2) Rendern nur des Videos mit z.B. MainConcept MPEG2. Die Einstellungen sind eigentlich egal, Hauptsache, auf der Registerkarte "Audio" ist kein Haken bei "Audiostream einschließen". Nun wird also nur der Videoteil gerendert. Wenn's dann abstürzt, ist auf jeden Fall schon mal irgendwas im Videoteil nicht okay.

3) Egal, was beim Videorendern passiert ist, sollte nun ein zweiter Rendervorgang erfolgen, bei dem nur eine Audiodatei erzeugt wird. Dazu kannst Du z.B. die Ausgabe als WAV verwenden. Stürzt es hier ab, stimmt irgendwo was mit dem Audio nicht.

4) Wenn beide Rendervorgänge klappen, aber die Komplettausgabe nicht funktioniert, kannst Du nur einen anderen Codec verwenden oder die einzelnen gerenderten Teile neu in Vegas einladen und als Komplettprojekt ausgeben. Je nach verwendetem Videocodec wird der Videoteil dabei nicht neu komprimiert, so dass das Ganze dann auch schnell geht. Das mache ich beispielsweise mit meinem HD-Material so.

5) Okay, gehen wir mal davon aus, dass z.B. beim Videorendern, also ohne Ton, wie bei 2 beschrieben, ein Absturz passiert. Wenn Dein Projekt z.B. genau 30 Minuten lang ist, kannst Du jetzt so vorgehen: Erst einmal nur die ersten 5 Minuten Rendern.
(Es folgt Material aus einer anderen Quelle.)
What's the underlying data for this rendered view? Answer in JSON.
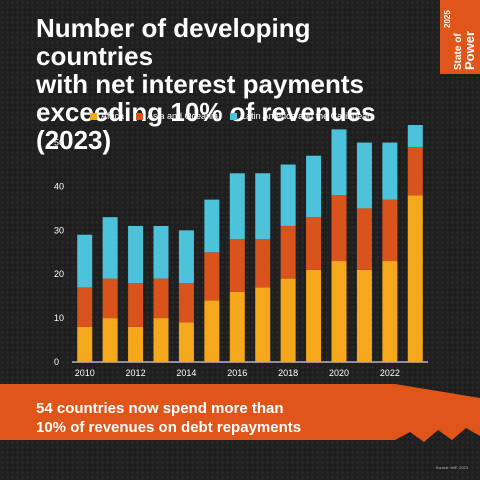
{
  "title": {
    "line1": "Number of developing countries",
    "line2": "with net interest payments",
    "line3": "exceeding 10% of revenues (2023)"
  },
  "badge": {
    "year": "2025",
    "line1": "State of",
    "line2": "Power"
  },
  "banner": {
    "line1": "54 countries now spend more than",
    "line2": "10% of revenues on debt repayments"
  },
  "source": "Source: IMF, 2023",
  "chart_data": {
    "type": "bar",
    "stacked": true,
    "categories": [
      "2010",
      "2011",
      "2012",
      "2013",
      "2014",
      "2015",
      "2016",
      "2017",
      "2018",
      "2019",
      "2020",
      "2021",
      "2022",
      "2023"
    ],
    "x_tick_labels": [
      "2010",
      "2012",
      "2014",
      "2016",
      "2018",
      "2020",
      "2022"
    ],
    "series": [
      {
        "name": "Africa",
        "color": "#f5a81c",
        "values": [
          8,
          10,
          8,
          10,
          9,
          14,
          16,
          17,
          19,
          21,
          23,
          21,
          23,
          38
        ]
      },
      {
        "name": "Asia and Oceania",
        "color": "#d9541c",
        "values": [
          9,
          9,
          10,
          9,
          9,
          11,
          12,
          11,
          12,
          12,
          15,
          14,
          14,
          11
        ]
      },
      {
        "name": "Latin America and the Caribbean",
        "color": "#4cc3db",
        "values": [
          12,
          14,
          13,
          12,
          12,
          12,
          15,
          15,
          14,
          14,
          15,
          15,
          13,
          5
        ]
      }
    ],
    "y_ticks": [
      0,
      10,
      20,
      30,
      40,
      50
    ],
    "ylim": [
      0,
      54
    ],
    "legend_position": "top",
    "grid": false
  }
}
Dazu gehst Du ganz an den Anfang und ziehst über der Timeline die Loopregion auf die gewünschte Länge. Das Ende liegt idealerweise auf dem Ende eines Videoclips. Beim Rendern musst Du dann im Renderdialog die Option "Nur Loopregion rendern" aktivieren. Geht das gut, wiederholst Du das Ganze mit den nächsten 5 Minuten des Projekts, d.h., der Anfang der Loopregion muss nun da liegen, wo der erste Rendervorgang zu Ende war, das Ende der neuen Loopregion verschiebst Du dann wieder um 5 Minuten nach hinten.

So arbeitest Du Dich durch das ganze Projekt hindurch, bis Du die problematische Stelle gefunden hast. In diesem Bereich kannst Du das Ganze nun mit z.B. 1-Minuten-Rendern wiederholen oder einzelne Clips löschen, bis Du den gefunden hast, der das Problem verursacht. Den (oder die) Clip müsstest Du dann neu aufbereiten, bevor Du ihn in Vegas verwendest.
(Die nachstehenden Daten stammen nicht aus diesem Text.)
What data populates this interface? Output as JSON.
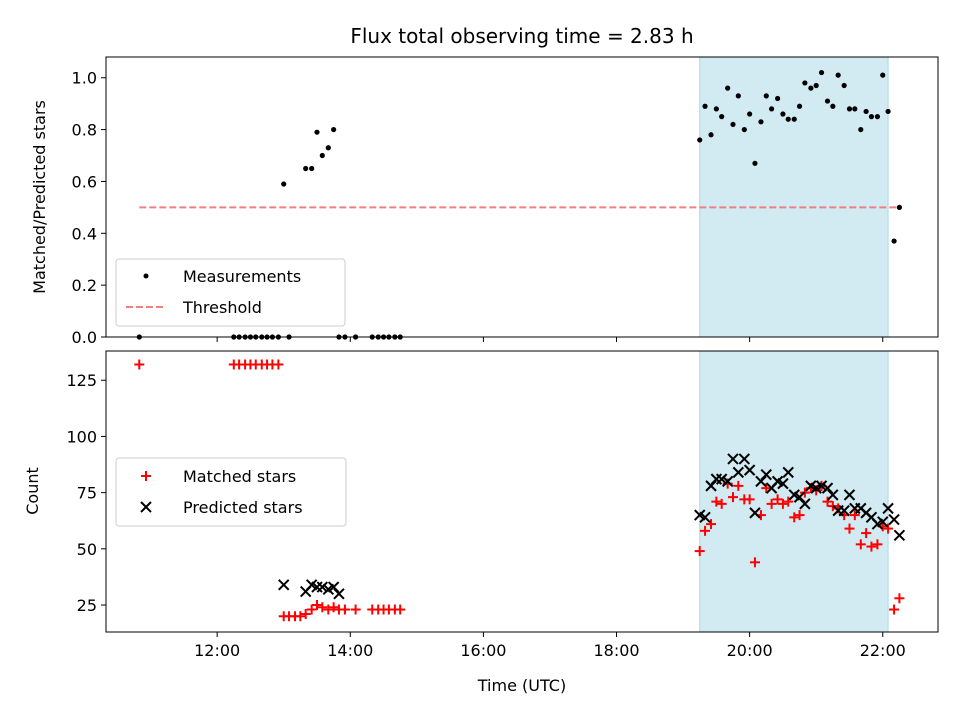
{
  "title": "Flux total observing time = 2.83 h",
  "shade_color": "#add8e6",
  "top_panel": {
    "ylabel": "Matched/Predicted stars",
    "ylim": [
      0,
      1.08
    ],
    "yticks": [
      0.0,
      0.2,
      0.4,
      0.6,
      0.8,
      1.0
    ],
    "ytick_labels": [
      "0.0",
      "0.2",
      "0.4",
      "0.6",
      "0.8",
      "1.0"
    ],
    "legend": {
      "measurements": "Measurements",
      "threshold": "Threshold"
    }
  },
  "bottom_panel": {
    "ylabel": "Count",
    "ylim": [
      13,
      138
    ],
    "yticks": [
      25,
      50,
      75,
      100,
      125
    ],
    "ytick_labels": [
      "25",
      "50",
      "75",
      "100",
      "125"
    ],
    "legend": {
      "matched": "Matched stars",
      "predicted": "Predicted stars"
    }
  },
  "xaxis": {
    "label": "Time (UTC)",
    "xlim": [
      10.33,
      22.83
    ],
    "ticks": [
      12,
      14,
      16,
      18,
      20,
      22
    ],
    "tick_labels": [
      "12:00",
      "14:00",
      "16:00",
      "18:00",
      "20:00",
      "22:00"
    ]
  },
  "chart_data": [
    {
      "type": "scatter",
      "title": "Flux total observing time = 2.83 h",
      "ylabel": "Matched/Predicted stars",
      "xlabel": "",
      "x_unit": "hours UTC",
      "ylim": [
        0,
        1.08
      ],
      "shaded_span": [
        19.25,
        22.08
      ],
      "legend_position": "lower-left",
      "threshold": {
        "name": "Threshold",
        "value": 0.5,
        "x_range": [
          10.83,
          22.25
        ],
        "color": "#f08080",
        "style": "dashed"
      },
      "series": [
        {
          "name": "Measurements",
          "color": "#000000",
          "marker": "dot",
          "x": [
            10.83,
            12.25,
            12.33,
            12.42,
            12.5,
            12.58,
            12.67,
            12.75,
            12.83,
            12.92,
            13.0,
            13.08,
            13.33,
            13.42,
            13.5,
            13.58,
            13.67,
            13.75,
            13.83,
            13.92,
            14.08,
            14.33,
            14.42,
            14.5,
            14.58,
            14.67,
            14.75,
            19.25,
            19.33,
            19.42,
            19.5,
            19.58,
            19.67,
            19.75,
            19.83,
            19.92,
            20.0,
            20.08,
            20.17,
            20.25,
            20.33,
            20.42,
            20.5,
            20.58,
            20.67,
            20.75,
            20.83,
            20.92,
            21.0,
            21.08,
            21.17,
            21.25,
            21.33,
            21.42,
            21.5,
            21.58,
            21.67,
            21.75,
            21.83,
            21.92,
            22.0,
            22.08,
            22.17,
            22.25
          ],
          "y": [
            0.0,
            0.0,
            0.0,
            0.0,
            0.0,
            0.0,
            0.0,
            0.0,
            0.0,
            0.0,
            0.59,
            0.0,
            0.65,
            0.65,
            0.79,
            0.7,
            0.73,
            0.8,
            0.0,
            0.0,
            0.0,
            0.0,
            0.0,
            0.0,
            0.0,
            0.0,
            0.0,
            0.76,
            0.89,
            0.78,
            0.88,
            0.85,
            0.96,
            0.82,
            0.93,
            0.8,
            0.86,
            0.67,
            0.83,
            0.93,
            0.88,
            0.92,
            0.86,
            0.84,
            0.84,
            0.89,
            0.98,
            0.96,
            0.97,
            1.02,
            0.91,
            0.89,
            1.01,
            0.97,
            0.88,
            0.88,
            0.8,
            0.87,
            0.85,
            0.85,
            1.01,
            0.87,
            0.37,
            0.5
          ]
        }
      ]
    },
    {
      "type": "scatter",
      "title": "",
      "ylabel": "Count",
      "xlabel": "Time (UTC)",
      "x_unit": "hours UTC",
      "ylim": [
        13,
        138
      ],
      "shaded_span": [
        19.25,
        22.08
      ],
      "legend_position": "center-left",
      "series": [
        {
          "name": "Matched stars",
          "color": "#ff0000",
          "marker": "plus",
          "x": [
            10.83,
            12.25,
            12.33,
            12.42,
            12.5,
            12.58,
            12.67,
            12.75,
            12.83,
            12.92,
            13.0,
            13.08,
            13.17,
            13.25,
            13.33,
            13.42,
            13.5,
            13.58,
            13.67,
            13.75,
            13.83,
            13.92,
            14.08,
            14.33,
            14.42,
            14.5,
            14.58,
            14.67,
            14.75,
            19.25,
            19.33,
            19.42,
            19.5,
            19.58,
            19.67,
            19.75,
            19.83,
            19.92,
            20.0,
            20.08,
            20.17,
            20.25,
            20.33,
            20.42,
            20.5,
            20.58,
            20.67,
            20.75,
            20.83,
            20.92,
            21.0,
            21.08,
            21.17,
            21.25,
            21.33,
            21.42,
            21.5,
            21.58,
            21.67,
            21.75,
            21.83,
            21.92,
            22.0,
            22.08,
            22.17,
            22.25
          ],
          "y": [
            132,
            132,
            132,
            132,
            132,
            132,
            132,
            132,
            132,
            132,
            20,
            20,
            20,
            20,
            21,
            23,
            25,
            24,
            23,
            24,
            23,
            23,
            23,
            23,
            23,
            23,
            23,
            23,
            23,
            49,
            58,
            61,
            71,
            70,
            79,
            73,
            78,
            72,
            72,
            44,
            65,
            77,
            70,
            72,
            70,
            71,
            64,
            65,
            75,
            77,
            76,
            78,
            71,
            69,
            68,
            65,
            59,
            65,
            52,
            57,
            51,
            52,
            60,
            59,
            23,
            28
          ]
        },
        {
          "name": "Predicted stars",
          "color": "#000000",
          "marker": "x",
          "x": [
            13.0,
            13.33,
            13.42,
            13.5,
            13.58,
            13.67,
            13.75,
            13.83,
            19.25,
            19.33,
            19.42,
            19.5,
            19.58,
            19.67,
            19.75,
            19.83,
            19.92,
            20.0,
            20.08,
            20.17,
            20.25,
            20.33,
            20.42,
            20.5,
            20.58,
            20.67,
            20.75,
            20.83,
            20.92,
            21.0,
            21.08,
            21.17,
            21.25,
            21.33,
            21.42,
            21.5,
            21.58,
            21.67,
            21.75,
            21.83,
            21.92,
            22.0,
            22.08,
            22.17,
            22.25
          ],
          "y": [
            34,
            31,
            34,
            33,
            33,
            32,
            33,
            30,
            65,
            64,
            78,
            81,
            81,
            80,
            90,
            84,
            90,
            85,
            66,
            80,
            83,
            77,
            80,
            79,
            84,
            74,
            73,
            70,
            78,
            77,
            78,
            77,
            74,
            67,
            67,
            74,
            68,
            68,
            66,
            64,
            61,
            62,
            68,
            63,
            56
          ]
        }
      ]
    }
  ]
}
Ich hoffe, das bringt Dich weiter.


So, kurz noch was zum Schluss:
Auf der Timeline einen Mix von WMVs und MPGs hinzuzufügen, kann gut gehen, muss es aber nicht, vor allem dann, wenn Effekte hinzugefügt werden. Besser wäre es, nur WMVs oder nur MPGs zu nehmen. Hast Du mehr WMVs als MPGs, dann wandelst Du eben die MPGs vorher alle einzeln in WMVs um. Umgekehrt geht natürlich auch. Das gleiche gilt für den Ton. Am besten alles ist im gleichen Format, vor allem, was die Samplingrate angeht (also 48kHz oder 44,1 kHz, 48kHz für DVD!). Bei den Bildern ist der Mix nicht ganz so wild.

Mit übersteuert meinte ich, dass die Peaks bei den Audiodateien aus dem erlaubten Bereich nach oben herausgehen und daher bei der digitalen Verarbeitung abgeschnitten werden (das sogenannte Clipping). Das passiert z.B. dann, wenn die Lautstärke zu hoch eingestellt ist. Vegas zeigt solche Audios mit Clipping in rot.
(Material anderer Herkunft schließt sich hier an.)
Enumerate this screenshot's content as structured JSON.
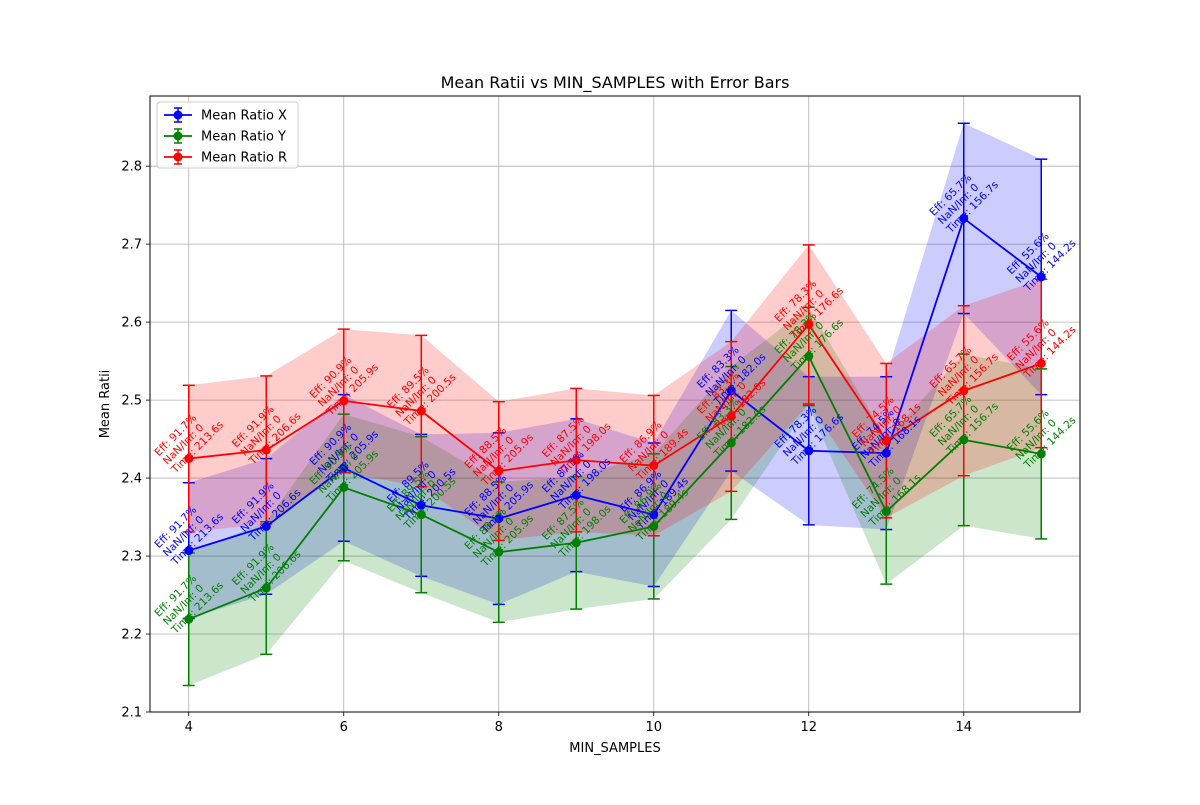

So, ich denke, das reicht für ein paar Stunden  Viel Glück!


----------



## darkframe (4. August 2008)

Hi nochmal,



fragger1 hat gesagt.:


> Ach in einem anderen Forum haben sie mir gesagt ich soll MYSQL  (SQL 2005) installieren und den Sony Media Manager ? Bringt das was ?



nee, jedenfalls nicht bei der Fehlersuche, aber wer weiß  .

Ich finde den Mediamanager ganz praktisch, um gerade in größeren Projekten den Überblick zu behalten. MySQL wird, glaube ich, automatisch mit-installiert. Du solltest aber nur die neueste Version 2.3 installieren. Die älteren sind etwas buggy.


----------



## fragger1 (4. August 2008)

Ersmal vielen Dank, werde das in ruhe bearbeiten. Wenn was ist werde ich dich anschreiben ^^


----------



## darkframe (5. August 2008)

fragger1 hat gesagt.:


> Ersmal vielen Dank, werde das in ruhe bearbeiten. Wenn was ist werde ich dich anschreiben ^^



Okey-dokey, denn mal viel Glück und Erfolg


----------